Ага, как же! Наверняка ведь к утреннему приезду в присутствие князя уже будет ждать на столе обстоятельный доклад: кто, с кем, где, когда и как. Да только будет это завтра, а знать ему хочется уже сейчас.

– С десятником Плесковского полка, боярином Головой.

– Так-так-так. – Князь нахмурился. – Может, Государева Плесковского полка?

– Ну да, – кивнул я.

– Час от часу не легче. Виталий Родионович, что вам мешало набить мор… э-э… повздорить с какими-нибудь другими офицерами? – всплеснул руками князь. – И я, дурак старый, удовольствовался лишь словами Ратьши и проверить сих господ не удосужился.

– Да в чем дело, Владимир Стоянович? – Я действительно не понял, с чего князь вдруг так разволновался.

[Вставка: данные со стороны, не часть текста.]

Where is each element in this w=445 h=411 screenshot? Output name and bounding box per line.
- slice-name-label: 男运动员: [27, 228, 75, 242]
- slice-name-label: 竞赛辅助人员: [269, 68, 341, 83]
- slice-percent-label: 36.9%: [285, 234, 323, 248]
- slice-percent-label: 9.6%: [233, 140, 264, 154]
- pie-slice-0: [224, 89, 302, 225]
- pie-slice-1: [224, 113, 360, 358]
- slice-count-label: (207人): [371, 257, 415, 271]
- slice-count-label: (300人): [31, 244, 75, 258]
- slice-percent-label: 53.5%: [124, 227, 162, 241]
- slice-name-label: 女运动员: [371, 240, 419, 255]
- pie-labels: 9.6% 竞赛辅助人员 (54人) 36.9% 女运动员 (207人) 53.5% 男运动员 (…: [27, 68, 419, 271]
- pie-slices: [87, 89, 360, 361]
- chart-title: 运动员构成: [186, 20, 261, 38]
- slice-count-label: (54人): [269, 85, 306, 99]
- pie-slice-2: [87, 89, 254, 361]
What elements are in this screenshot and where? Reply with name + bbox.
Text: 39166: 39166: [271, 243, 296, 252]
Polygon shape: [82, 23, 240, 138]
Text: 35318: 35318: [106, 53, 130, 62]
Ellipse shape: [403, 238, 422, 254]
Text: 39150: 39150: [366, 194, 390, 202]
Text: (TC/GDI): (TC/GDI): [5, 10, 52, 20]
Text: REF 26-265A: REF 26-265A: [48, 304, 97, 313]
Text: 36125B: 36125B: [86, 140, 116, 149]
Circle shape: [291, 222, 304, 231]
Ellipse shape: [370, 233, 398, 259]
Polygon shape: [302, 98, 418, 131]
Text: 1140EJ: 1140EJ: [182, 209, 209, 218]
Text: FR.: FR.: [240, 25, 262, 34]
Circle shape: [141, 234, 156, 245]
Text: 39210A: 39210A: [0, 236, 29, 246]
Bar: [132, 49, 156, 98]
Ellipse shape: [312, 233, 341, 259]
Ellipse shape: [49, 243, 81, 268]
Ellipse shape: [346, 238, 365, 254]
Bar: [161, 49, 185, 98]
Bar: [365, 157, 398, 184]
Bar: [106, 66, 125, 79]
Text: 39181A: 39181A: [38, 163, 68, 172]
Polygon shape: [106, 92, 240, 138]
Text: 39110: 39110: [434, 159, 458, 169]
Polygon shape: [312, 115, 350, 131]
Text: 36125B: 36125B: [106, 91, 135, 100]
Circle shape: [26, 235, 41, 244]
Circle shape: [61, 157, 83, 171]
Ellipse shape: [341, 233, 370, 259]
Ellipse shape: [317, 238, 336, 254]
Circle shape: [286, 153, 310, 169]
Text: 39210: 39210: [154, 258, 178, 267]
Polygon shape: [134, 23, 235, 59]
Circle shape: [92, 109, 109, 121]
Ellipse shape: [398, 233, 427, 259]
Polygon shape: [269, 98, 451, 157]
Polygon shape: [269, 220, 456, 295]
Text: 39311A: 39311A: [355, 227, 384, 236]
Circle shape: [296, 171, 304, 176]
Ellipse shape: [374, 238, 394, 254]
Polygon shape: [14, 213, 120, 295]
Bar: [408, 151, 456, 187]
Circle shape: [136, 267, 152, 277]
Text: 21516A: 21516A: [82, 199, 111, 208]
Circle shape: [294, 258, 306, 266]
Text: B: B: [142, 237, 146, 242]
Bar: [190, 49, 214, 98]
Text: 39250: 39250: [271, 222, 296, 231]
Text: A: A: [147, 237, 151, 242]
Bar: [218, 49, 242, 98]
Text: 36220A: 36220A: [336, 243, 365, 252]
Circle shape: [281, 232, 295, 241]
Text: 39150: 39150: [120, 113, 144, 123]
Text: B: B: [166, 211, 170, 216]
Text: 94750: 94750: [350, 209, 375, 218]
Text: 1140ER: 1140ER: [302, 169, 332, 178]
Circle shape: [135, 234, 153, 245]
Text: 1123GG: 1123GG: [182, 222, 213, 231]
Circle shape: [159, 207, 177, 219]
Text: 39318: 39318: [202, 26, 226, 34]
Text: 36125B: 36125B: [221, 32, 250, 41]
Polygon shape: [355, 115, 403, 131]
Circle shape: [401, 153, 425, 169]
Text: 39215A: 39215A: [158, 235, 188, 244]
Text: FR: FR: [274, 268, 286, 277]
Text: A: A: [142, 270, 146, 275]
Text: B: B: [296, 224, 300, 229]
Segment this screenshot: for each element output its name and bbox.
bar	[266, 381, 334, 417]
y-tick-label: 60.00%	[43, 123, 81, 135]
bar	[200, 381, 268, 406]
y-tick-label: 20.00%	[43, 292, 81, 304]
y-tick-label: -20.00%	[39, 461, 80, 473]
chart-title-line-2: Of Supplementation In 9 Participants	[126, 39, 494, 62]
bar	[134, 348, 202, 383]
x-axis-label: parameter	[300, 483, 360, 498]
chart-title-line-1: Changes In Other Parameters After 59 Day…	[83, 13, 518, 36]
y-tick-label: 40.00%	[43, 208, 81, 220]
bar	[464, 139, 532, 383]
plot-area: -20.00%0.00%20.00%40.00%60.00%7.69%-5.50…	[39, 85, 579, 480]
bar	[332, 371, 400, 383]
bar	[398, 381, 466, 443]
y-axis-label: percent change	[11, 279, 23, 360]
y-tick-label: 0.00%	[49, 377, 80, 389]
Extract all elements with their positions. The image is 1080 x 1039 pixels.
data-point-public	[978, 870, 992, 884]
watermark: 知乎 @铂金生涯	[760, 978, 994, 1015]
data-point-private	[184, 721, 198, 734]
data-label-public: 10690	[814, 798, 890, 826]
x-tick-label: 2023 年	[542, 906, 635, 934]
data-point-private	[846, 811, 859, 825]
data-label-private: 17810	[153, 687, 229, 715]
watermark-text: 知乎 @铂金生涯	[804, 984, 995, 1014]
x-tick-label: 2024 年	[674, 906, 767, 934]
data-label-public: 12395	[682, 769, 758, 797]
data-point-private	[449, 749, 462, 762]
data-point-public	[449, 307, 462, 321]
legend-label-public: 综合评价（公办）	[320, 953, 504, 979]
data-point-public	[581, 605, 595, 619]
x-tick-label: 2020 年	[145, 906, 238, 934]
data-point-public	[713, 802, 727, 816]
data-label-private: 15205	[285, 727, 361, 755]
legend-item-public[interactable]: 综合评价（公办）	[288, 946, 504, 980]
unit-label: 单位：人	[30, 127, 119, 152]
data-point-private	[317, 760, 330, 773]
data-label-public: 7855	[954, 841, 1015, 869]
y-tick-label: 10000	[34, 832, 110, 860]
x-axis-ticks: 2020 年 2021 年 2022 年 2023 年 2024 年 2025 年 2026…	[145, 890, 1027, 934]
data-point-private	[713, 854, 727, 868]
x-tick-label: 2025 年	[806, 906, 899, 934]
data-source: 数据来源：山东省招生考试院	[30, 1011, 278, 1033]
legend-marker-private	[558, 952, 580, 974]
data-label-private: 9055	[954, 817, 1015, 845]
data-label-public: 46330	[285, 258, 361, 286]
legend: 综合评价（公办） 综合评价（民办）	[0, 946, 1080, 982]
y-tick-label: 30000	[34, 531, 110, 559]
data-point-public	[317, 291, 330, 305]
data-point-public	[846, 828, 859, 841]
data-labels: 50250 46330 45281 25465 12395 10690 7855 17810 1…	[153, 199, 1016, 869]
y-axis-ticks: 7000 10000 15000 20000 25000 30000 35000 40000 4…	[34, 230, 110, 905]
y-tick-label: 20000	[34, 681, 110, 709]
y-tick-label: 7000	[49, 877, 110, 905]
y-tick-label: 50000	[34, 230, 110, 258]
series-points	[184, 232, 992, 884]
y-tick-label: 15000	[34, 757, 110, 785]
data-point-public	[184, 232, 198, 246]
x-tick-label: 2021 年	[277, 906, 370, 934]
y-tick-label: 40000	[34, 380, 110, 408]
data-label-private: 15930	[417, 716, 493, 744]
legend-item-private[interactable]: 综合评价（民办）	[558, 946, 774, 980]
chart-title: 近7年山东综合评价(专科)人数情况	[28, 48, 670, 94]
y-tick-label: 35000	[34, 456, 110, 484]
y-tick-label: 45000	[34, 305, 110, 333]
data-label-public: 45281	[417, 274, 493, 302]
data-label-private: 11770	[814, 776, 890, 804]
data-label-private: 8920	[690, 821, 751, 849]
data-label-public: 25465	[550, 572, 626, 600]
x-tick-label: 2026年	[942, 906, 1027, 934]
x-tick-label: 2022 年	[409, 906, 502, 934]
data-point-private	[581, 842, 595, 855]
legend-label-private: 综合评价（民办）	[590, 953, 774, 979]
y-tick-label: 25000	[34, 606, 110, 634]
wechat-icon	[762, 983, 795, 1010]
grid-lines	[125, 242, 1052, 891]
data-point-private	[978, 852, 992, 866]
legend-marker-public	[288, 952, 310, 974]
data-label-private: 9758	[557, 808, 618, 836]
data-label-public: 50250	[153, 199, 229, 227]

– Понимаете, друг мой… – медленно проговорил князь. – Есть в нашей армии такое негласное деление, что ли… на старую службу и новую. Повелось так, когда предок государя нашего велел боярам всех имеющихся у них боевых холопов передать ему в полки и самим исполчаться по новому указу сам-один. А чтобы не было местнических споров о том, кому надлежит быть воеводою у тех бояр, сам стал во главе их полков, отчего и прозвано было войско Государевым. В то же время над собранными в полки холопами государь поставил своих личных бояр, кои уделы малые по его воле держали. Из них-то и выросла новая армия, или, как стали их позже называть, полки новой службы. Так они и существуют по сию пору. Правда, старой службы, то есть государевых полков у нас ныне всего четыре наберется, но гонору в них боярского да местнического… В общем, готовьтесь, Виталий Родионович. Коли сослуживцы того десятника сочтут, что вы весь Государев Плесковский полк оскорбили, каждый день станете в круг выходить, пока в полку офицеры не переведутся или вы сами в сыру-землю не ляжете.

– А могут и не счесть? – Я приподнял бровь. Хоть лекция о «паркетных полках» меня и впечатлила, но возможность ежедневных дуэлей вместо тренировок под руководством Тишилы как-то не прельщала. А посему надо бы попробовать отвертеться от чести прослыть убийцей полка… Самонадеянно? Так ведь я же говорю, сражаться с ними на саблях я не намерен, а на ножах, думаю, шансов у господ офицеров будет немного, тем более у таких, как эти – «дворцовая гвардия», блин.

– Могут, – согласно наклонил голову князь. – Но тут уж как решит офицерское собрание полка… А повлиять на него не в силах даже государь, хоть и является он по традиции полковником плесковичей. Так-то, Виталий Родионович.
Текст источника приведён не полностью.